Presbyopia is the most widespread and most natural visual condition.
It can be compared to the graying of hair, from which no one is exempt — but there are solutions for that too!
Presbyopia is a reduction in the eye's ability to accommodate.
Accommodation is the means by which the eye can adjust automatically to see at a distance or up close, depending on needs.
This can be compared to the autofocus system of a camera.
Accommodation works thanks to the crystalline lens. The crystalline lens is a lens located inside the eye.
The power of the crystalline lens can vary. When observing a distant object, the lens is at rest; when the object moves closer, the lens curves and increases its power, allowing near vision.

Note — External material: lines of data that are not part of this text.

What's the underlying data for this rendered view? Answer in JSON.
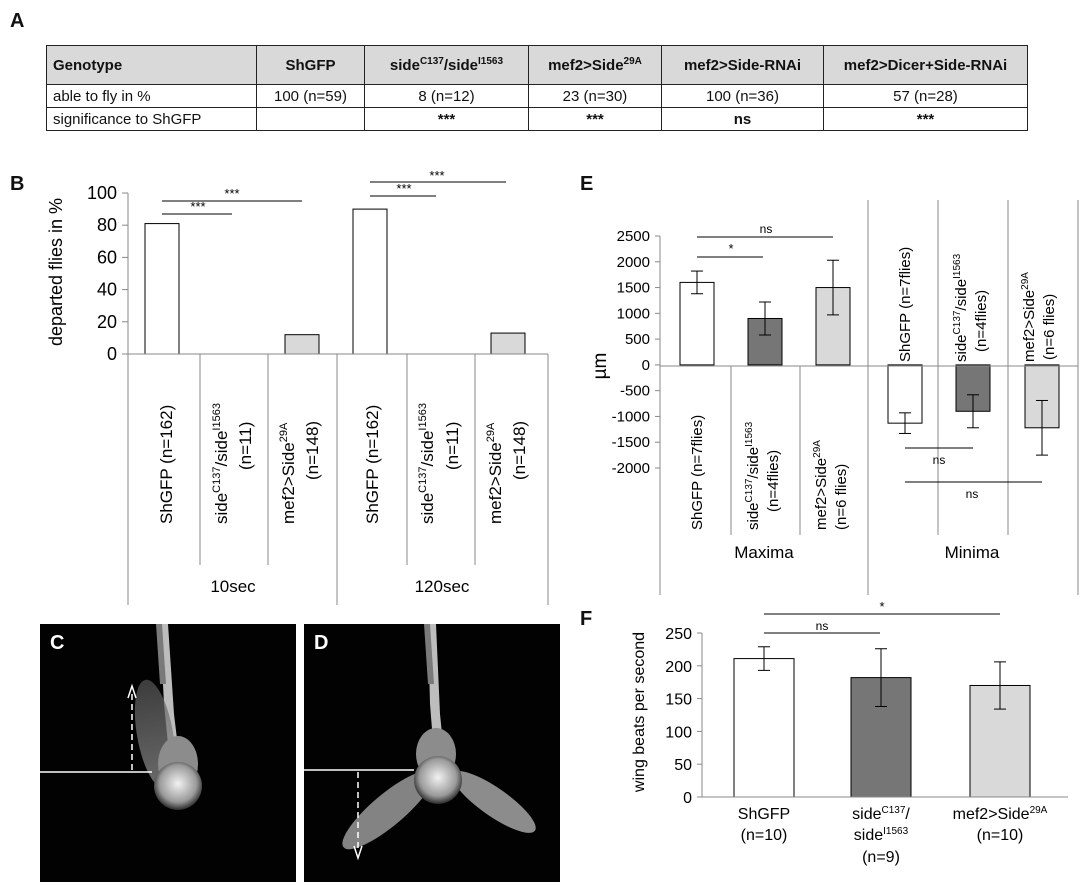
{
  "panelA": {
    "label": "A",
    "header": [
      "Genotype",
      "ShGFP",
      "side^C137/side^I1563",
      "mef2>Side^29A",
      "mef2>Side-RNAi",
      "mef2>Dicer+Side-RNAi"
    ],
    "row_fly": [
      "able to fly in %",
      "100 (n=59)",
      "8 (n=12)",
      "23 (n=30)",
      "100 (n=36)",
      "57 (n=28)"
    ],
    "row_sig": [
      "significance to ShGFP",
      "",
      "***",
      "***",
      "ns",
      "***"
    ]
  },
  "panelB": {
    "label": "B",
    "groups": [
      "10sec",
      "120sec"
    ],
    "cat_main": [
      "ShGFP (n=162)",
      "side",
      "mef2>Side",
      "ShGFP (n=162)",
      "side",
      "mef2>Side"
    ],
    "cat_sub": [
      "",
      "(n=11)",
      "(n=148)",
      "",
      "(n=11)",
      "(n=148)"
    ],
    "sig": [
      "***",
      "***",
      "***",
      "***"
    ]
  },
  "panelC": {
    "label": "C"
  },
  "panelD": {
    "label": "D"
  },
  "panelE": {
    "label": "E",
    "groups": [
      "Maxima",
      "Minima"
    ],
    "max_cats": [
      "ShGFP (n=7flies)",
      "side",
      "mef2>Side"
    ],
    "max_subs": [
      "",
      "(n=4flies)",
      "(n=6 flies)"
    ],
    "min_cats": [
      "ShGFP (n=7flies)",
      "side",
      "mef2>Side"
    ],
    "min_subs": [
      "",
      "(n=4flies)",
      "(n=6 flies)"
    ],
    "sig": [
      "*",
      "ns",
      "ns",
      "ns"
    ]
  },
  "panelF": {
    "label": "F",
    "cat_lines": [
      [
        "ShGFP",
        "(n=10)"
      ],
      [
        "side",
        "side",
        "(n=9)"
      ],
      [
        "mef2>Side",
        "(n=10)"
      ]
    ],
    "sig": [
      "ns",
      "*"
    ]
  },
  "chart_data": [
    {
      "type": "bar",
      "panel": "B",
      "ylabel": "departed flies in %",
      "ylim": [
        0,
        100
      ],
      "yticks": [
        0,
        20,
        40,
        60,
        80,
        100
      ],
      "categories": [
        "ShGFP (n=162)",
        "side^C137/side^I1563 (n=11)",
        "mef2>Side^29A (n=148)",
        "ShGFP (n=162)",
        "side^C137/side^I1563 (n=11)",
        "mef2>Side^29A (n=148)"
      ],
      "values": [
        81,
        0,
        12,
        90,
        0,
        13
      ],
      "colors": [
        "#ffffff",
        "#ffffff",
        "#d9d9d9",
        "#ffffff",
        "#ffffff",
        "#d9d9d9"
      ],
      "groups": [
        "10sec",
        "120sec"
      ]
    },
    {
      "type": "bar",
      "panel": "E",
      "ylabel": "µm",
      "ylim": [
        -2000,
        2500
      ],
      "yticks": [
        2500,
        2000,
        1500,
        1000,
        500,
        0,
        -500,
        -1000,
        -1500,
        -2000
      ],
      "categories": [
        "ShGFP (n=7flies)",
        "side^C137/side^I1563 (n=4flies)",
        "mef2>Side^29A (n=6 flies)",
        "ShGFP (n=7flies)",
        "side^C137/side^I1563 (n=4flies)",
        "mef2>Side^29A (n=6 flies)"
      ],
      "values": [
        1600,
        900,
        1500,
        -1130,
        -900,
        -1220
      ],
      "errors": [
        220,
        320,
        530,
        200,
        320,
        530
      ],
      "colors": [
        "#ffffff",
        "#767676",
        "#d9d9d9",
        "#ffffff",
        "#767676",
        "#d9d9d9"
      ],
      "groups": [
        "Maxima",
        "Minima"
      ]
    },
    {
      "type": "bar",
      "panel": "F",
      "ylabel": "wing beats per second",
      "ylim": [
        0,
        250
      ],
      "yticks": [
        0,
        50,
        100,
        150,
        200,
        250
      ],
      "categories": [
        "ShGFP (n=10)",
        "side^C137/side^I1563 (n=9)",
        "mef2>Side^29A (n=10)"
      ],
      "values": [
        211,
        182,
        170
      ],
      "errors": [
        18,
        44,
        36
      ],
      "colors": [
        "#ffffff",
        "#767676",
        "#d9d9d9"
      ]
    }
  ]
}
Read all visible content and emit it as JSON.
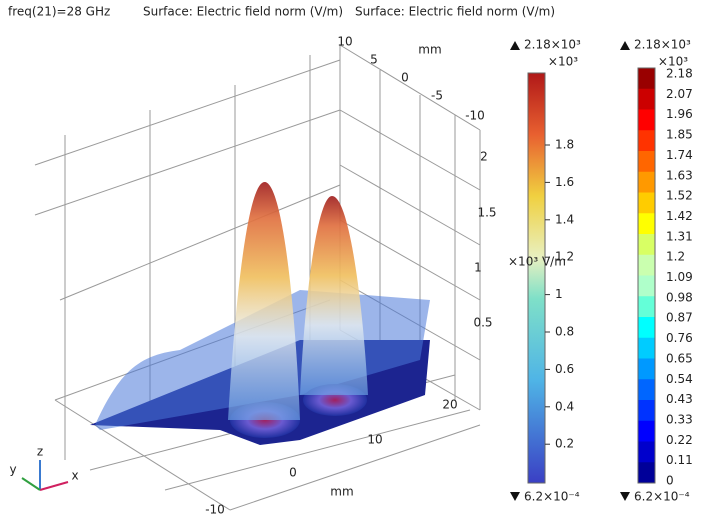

With age, this accommodative capacity decreases. This is due to the simultaneous enlargement and hardening of the lens nucleus, the weakening of the muscle that enables accommodation, and a reduction in the elasticity of the lens capsule.
Around the age of 45, near vision begins to decline, and this difficulty worsens until the age of 60. In farsighted individuals, presbyopia becomes troublesome earlier.
In nearsighted individuals, this happens later, as they can remove their glasses used for distance vision.
Presbyopia therefore requires the use of a near vision correction in addition to any distance correction. There are numerous correction options: single-vision, bifocal, or progressive lenses, or multifocal contact lenses.